Indonesia tidak perlu merespon berlebihan protes Jubir Kemlu Tiongkok yang mengatakan Natuna termasuk wilayah penangkapan ikan tradisional mereka dan menyebut status Natuna masih belum jelas karena di klaim oleh Tiongkok dan Indinesia. Pemerintah hanya perlu mengedepankan kedaulatan di atas hubungan perekonomian dengan China, walaupun posisi Indonesia menduduki peringkat kedua sebagai negara tujuan investasi China. Tercatat nilai investasi China ke Indinesia hingga Februari 2016 mencapai 23,25 Miliar Dollar AS. China telah menggeser posisi AS sebagai lima investor terbesar di Indonesia.

Ketegasan memang perlu ditunjukkan, meskipun Tiongkok merupakan negara sahabat dan banyak bekerja sama dengan Indonesia di sektor ekonomi. Prinsip diplomasi "Soft on People, Hard on Problem" dapat diterapkan kepada Tiongkok. Langkah terakhir Indonesia di perairan Natuna dapat dibenarkan ketika TNI AL menembaki kapal China yang mencuri ikan di Natuna. Indonesia dalam posisi mempertahankan Zona Ekonomi Eksklusufnya sesuai hukum internasional dan mempunyai kedaulatan atas kekayaan alsmnya. ZEE ialah wilayah perairan yang berjarak 200 mil laut dari garis pangkal. Disini, Indonesia berhak melakukan eksolorasi, eksploitasi, konservasi, dan pengelolaan sumber daya alam. Perlu diwaspadai, otoritas China telah membuat "Manuver Baru" dalam perseteruan seputar laut china selatan.

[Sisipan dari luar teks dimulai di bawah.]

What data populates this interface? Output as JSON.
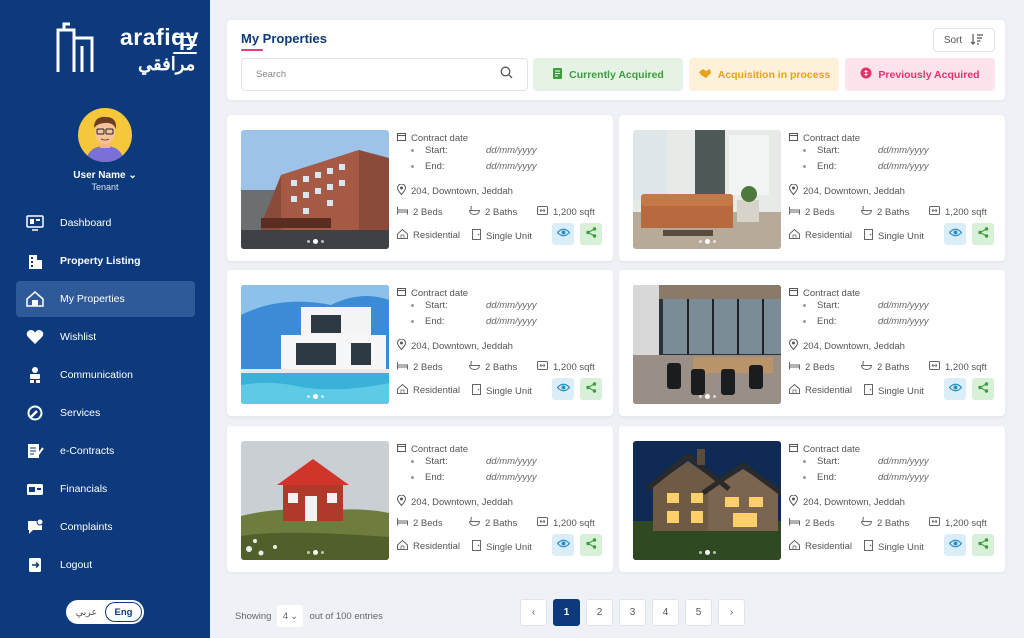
{
  "brand": {
    "name": "arafiqy",
    "name_ar": "مرافقي"
  },
  "user": {
    "name": "User Name",
    "role": "Tenant"
  },
  "nav": [
    {
      "label": "Dashboard",
      "icon": "dashboard-icon"
    },
    {
      "label": "Property Listing",
      "icon": "building-icon"
    },
    {
      "label": "My Properties",
      "icon": "house-icon"
    },
    {
      "label": "Wishlist",
      "icon": "heart-icon"
    },
    {
      "label": "Communication",
      "icon": "people-icon"
    },
    {
      "label": "Services",
      "icon": "wrench-icon"
    },
    {
      "label": "e-Contracts",
      "icon": "contract-icon"
    },
    {
      "label": "Financials",
      "icon": "wallet-icon"
    },
    {
      "label": "Complaints",
      "icon": "chat-icon"
    },
    {
      "label": "Logout",
      "icon": "logout-icon"
    }
  ],
  "language": {
    "arabic": "عربي",
    "english": "Eng"
  },
  "page": {
    "title": "My Properties",
    "sort_label": "Sort"
  },
  "search": {
    "placeholder": "Search"
  },
  "filters": [
    {
      "label": "Currently Acquired",
      "color": "#3d9c3f"
    },
    {
      "label": "Acquisition in process",
      "color": "#e9a21c"
    },
    {
      "label": "Previously Acquired",
      "color": "#e2336a"
    }
  ],
  "card_labels": {
    "contract": "Contract date",
    "start": "Start:",
    "end": "End:"
  },
  "properties": [
    {
      "start": "dd/mm/yyyy",
      "end": "dd/mm/yyyy",
      "location": "204, Downtown, Jeddah",
      "beds": "2 Beds",
      "baths": "2 Baths",
      "area": "1,200 sqft",
      "type": "Residential",
      "unit": "Single Unit"
    },
    {
      "start": "dd/mm/yyyy",
      "end": "dd/mm/yyyy",
      "location": "204, Downtown, Jeddah",
      "beds": "2 Beds",
      "baths": "2 Baths",
      "area": "1,200 sqft",
      "type": "Residential",
      "unit": "Single Unit"
    },
    {
      "start": "dd/mm/yyyy",
      "end": "dd/mm/yyyy",
      "location": "204, Downtown, Jeddah",
      "beds": "2 Beds",
      "baths": "2 Baths",
      "area": "1,200 sqft",
      "type": "Residential",
      "unit": "Single Unit"
    },
    {
      "start": "dd/mm/yyyy",
      "end": "dd/mm/yyyy",
      "location": "204, Downtown, Jeddah",
      "beds": "2 Beds",
      "baths": "2 Baths",
      "area": "1,200 sqft",
      "type": "Residential",
      "unit": "Single Unit"
    },
    {
      "start": "dd/mm/yyyy",
      "end": "dd/mm/yyyy",
      "location": "204, Downtown, Jeddah",
      "beds": "2 Beds",
      "baths": "2 Baths",
      "area": "1,200 sqft",
      "type": "Residential",
      "unit": "Single Unit"
    },
    {
      "start": "dd/mm/yyyy",
      "end": "dd/mm/yyyy",
      "location": "204, Downtown, Jeddah",
      "beds": "2 Beds",
      "baths": "2 Baths",
      "area": "1,200 sqft",
      "type": "Residential",
      "unit": "Single Unit"
    }
  ],
  "pagination": {
    "showing": "Showing",
    "per_page": "4",
    "of_text": "out of 100 entries",
    "pages": [
      "1",
      "2",
      "3",
      "4",
      "5"
    ],
    "prev": "‹",
    "next": "›"
  },
  "colors": {
    "primary": "#0c3a7c",
    "accent": "#e83b6f"
  }
}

Mereka telah melatih para nelayannya menjadi milisi dan mata-mata. Para pelaut itu bertugas menjelajahi wilayah sengketa dan mengumpulkan informasi. Armada nelayan yang berbasis di Pulau Hainan, China, banyak berurusan dengan militer. Mereka tidak hanya mendapat subsidi bahan bakar dan perlengkapan perikanan, tetapi juga menerima latihan militer. Bukan lagi kapal perang, melainkan perahu para nelayan yang kini berdiri di garda terdepan. Terkait dengan itu, militer China kini giat melatih nelayan menjadi milisi tanpa senjata. Selain latihan manuver laut, Tiongkok juga menyediakan perlengkapan komunikasi kapal nelayannya dan GPS untuk 50.000 kapal nelayan agar dapat berhubungan dengan Pasukan Penjaga Pantai. Dari uraian inilah, kita melihat agenda Presiden Joko Widodo yang dijadwalkan akan menggelar rapat terbatas bersama sejumlah menteri di Natuna, Kamis pagi ini.

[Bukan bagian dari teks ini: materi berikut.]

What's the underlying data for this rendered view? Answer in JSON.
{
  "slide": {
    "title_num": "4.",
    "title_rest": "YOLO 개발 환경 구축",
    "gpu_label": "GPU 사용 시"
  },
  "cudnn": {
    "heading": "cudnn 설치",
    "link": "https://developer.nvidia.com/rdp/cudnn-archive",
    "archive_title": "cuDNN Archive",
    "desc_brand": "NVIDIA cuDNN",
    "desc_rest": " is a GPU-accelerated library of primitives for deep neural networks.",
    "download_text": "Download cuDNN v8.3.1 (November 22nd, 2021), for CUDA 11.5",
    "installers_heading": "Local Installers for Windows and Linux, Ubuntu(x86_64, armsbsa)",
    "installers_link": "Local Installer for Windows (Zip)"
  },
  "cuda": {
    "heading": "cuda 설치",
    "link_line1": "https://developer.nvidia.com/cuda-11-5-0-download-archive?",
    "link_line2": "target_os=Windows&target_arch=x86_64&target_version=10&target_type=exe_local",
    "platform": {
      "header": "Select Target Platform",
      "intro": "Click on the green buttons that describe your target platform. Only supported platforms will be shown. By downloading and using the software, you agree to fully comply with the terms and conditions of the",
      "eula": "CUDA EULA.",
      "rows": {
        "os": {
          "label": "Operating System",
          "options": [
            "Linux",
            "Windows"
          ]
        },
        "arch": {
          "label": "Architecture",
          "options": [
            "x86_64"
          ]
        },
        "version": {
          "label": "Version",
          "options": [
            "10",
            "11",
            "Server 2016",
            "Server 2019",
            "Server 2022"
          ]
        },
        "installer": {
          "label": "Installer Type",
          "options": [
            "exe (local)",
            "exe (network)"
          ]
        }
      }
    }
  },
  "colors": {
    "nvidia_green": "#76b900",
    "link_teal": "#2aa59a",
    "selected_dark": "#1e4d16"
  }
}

Presiden belum pernah berkunjung ke pulau di Utara Indonesia yang berbatasan dengan beberapa negara tersebut. Selain menggelar rapat terbatas bersama sejumlah menteri di Natuna, juga dilakukan penenggelaman kapal ikan milik nelayan asing yang ditangkap TNI AL belum lama ini. Kunjungan Presiden Joko Widodo di Natuna hari ini, dapat dimaknai membawa pesan bahwa perairan Natuna adalah wilayah Indonesia dan tak bisa diganggu gugat oleh negara manapun, termasuk China. Sebagai kepala pemerintahan, Presiden ingin menegaskan bahwa Natuna adalah Kedaulatan Indonesia.

Sumber Berita
0
4.7K
52
GuestAvatar border
Guest
Tulis komentar menarik atau mention replykgpt untuk ngobrol seru
Mari bergabung, dapatkan informasi dan teman baru!
Berita dan Politik
Berita dan Politik
icon
669.8KThread40.2KAnggota
Terlama
GuestAvatar border
Guest
Tulis komentar menarik atau mention replykgpt untuk ngobrol seru
Ikuti KASKUS di
© 2023 KASKUS, PT Darta Media Indonesia. All rights reserved.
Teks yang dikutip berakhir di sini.